What methods are used?

The ‘before-and-after’ method deals with the internal data and financial trends. For example, you might look at a company’s past three years and determine an average percentage of growth that occurred. From there, use that percentage to go forward from the day the damage occurred.

If the expert determines that the past trend has been that sales were increasing by 6 percent each year, then he or she might estimate what would have happened after the date the damages occurred to be a 6 percent annual increase. That gives you your projected revenues. Then you calculate your costs associated with those revenues and that tells you what would have happened but for the fact that there were damages. You then subtract the actual sales and associated costs that occurred with the damages and that gives you your lost profits and damages.

The ‘yardstick’ method uses some kind of benchmark or standard figure. For example, the expert looks at what type of growth trends have occurred in similar businesses and looks for comparisons.

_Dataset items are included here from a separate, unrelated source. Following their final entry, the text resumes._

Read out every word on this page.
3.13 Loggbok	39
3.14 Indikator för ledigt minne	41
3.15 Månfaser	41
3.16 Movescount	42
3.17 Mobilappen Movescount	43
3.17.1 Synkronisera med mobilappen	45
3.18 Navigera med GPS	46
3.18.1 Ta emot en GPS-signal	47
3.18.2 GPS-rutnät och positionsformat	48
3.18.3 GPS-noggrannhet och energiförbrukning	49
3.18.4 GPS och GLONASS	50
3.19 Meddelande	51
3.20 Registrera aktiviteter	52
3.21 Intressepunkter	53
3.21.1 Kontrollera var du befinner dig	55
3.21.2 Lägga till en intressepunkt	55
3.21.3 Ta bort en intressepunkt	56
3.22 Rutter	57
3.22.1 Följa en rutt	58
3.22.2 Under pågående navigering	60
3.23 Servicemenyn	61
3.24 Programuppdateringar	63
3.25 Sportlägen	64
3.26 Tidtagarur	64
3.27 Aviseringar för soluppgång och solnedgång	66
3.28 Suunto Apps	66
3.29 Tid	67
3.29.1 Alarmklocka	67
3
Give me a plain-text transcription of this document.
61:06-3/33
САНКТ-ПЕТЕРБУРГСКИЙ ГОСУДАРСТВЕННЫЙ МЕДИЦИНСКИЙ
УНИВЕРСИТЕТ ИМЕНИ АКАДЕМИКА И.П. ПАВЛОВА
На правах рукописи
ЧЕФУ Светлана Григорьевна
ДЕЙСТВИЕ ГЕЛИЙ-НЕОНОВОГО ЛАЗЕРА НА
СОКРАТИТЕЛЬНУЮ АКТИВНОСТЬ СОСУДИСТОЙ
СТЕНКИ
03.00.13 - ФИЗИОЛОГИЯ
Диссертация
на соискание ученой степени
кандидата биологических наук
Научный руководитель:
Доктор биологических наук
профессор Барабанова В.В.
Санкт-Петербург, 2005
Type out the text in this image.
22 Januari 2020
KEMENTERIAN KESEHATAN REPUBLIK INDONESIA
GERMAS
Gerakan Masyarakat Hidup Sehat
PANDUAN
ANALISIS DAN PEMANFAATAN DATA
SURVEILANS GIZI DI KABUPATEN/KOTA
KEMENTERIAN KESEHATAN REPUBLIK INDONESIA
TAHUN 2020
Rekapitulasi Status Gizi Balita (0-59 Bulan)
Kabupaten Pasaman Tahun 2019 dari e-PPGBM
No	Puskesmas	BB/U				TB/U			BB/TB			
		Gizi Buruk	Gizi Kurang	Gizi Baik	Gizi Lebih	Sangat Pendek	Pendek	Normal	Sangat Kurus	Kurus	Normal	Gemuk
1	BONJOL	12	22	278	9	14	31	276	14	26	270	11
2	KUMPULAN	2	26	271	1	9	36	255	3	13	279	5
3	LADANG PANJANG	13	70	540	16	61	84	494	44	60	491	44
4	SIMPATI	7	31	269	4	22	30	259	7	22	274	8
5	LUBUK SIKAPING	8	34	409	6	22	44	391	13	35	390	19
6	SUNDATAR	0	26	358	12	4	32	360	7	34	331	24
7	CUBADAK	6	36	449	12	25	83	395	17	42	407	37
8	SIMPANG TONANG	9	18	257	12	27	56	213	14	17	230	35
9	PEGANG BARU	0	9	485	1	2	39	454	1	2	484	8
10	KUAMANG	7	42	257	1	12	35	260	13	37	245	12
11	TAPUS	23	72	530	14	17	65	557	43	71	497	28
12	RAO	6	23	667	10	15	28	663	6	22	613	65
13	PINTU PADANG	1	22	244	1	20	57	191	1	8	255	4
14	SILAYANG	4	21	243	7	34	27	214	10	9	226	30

If you’re a widget manufacturer, then he or she finds another company that makes something similar and finds out what that competitor’s growth has been. The expert then uses that as an estimate of growth and to come up with lost profits. Your benchmark is that other growth from similar businesses in similar situations.

How can a company ensure the financial expert has everything needed to arrive at a conclusion?

The ideal situation is when the company itself has done a summary of what it believes the damages are. It supplies any and all documentation that supports what happened compared to what would have happened. Companies can provide their budgets or any projections they’ve done or are continuing to do. They should make sure they identify for the expert exactly what revenue was lost. For example, if you have five product lines and one line that was damaged, you want to identify that one line along with bulk revenue numbers.

You want the expert to be working with the best available information within the context of the case. The expert usually doesn’t just go in and have total access to any and all information. He or she should have access to information that is produced in the strategy of the case.

Certainly, a company can still make sure the description of the company and its history is made available to the expert. You want to make sure the expert has a very good idea of who you are as a company, so that when the expert makes assumptions or does projections, he or she can do it with a greater feel for what makes sense.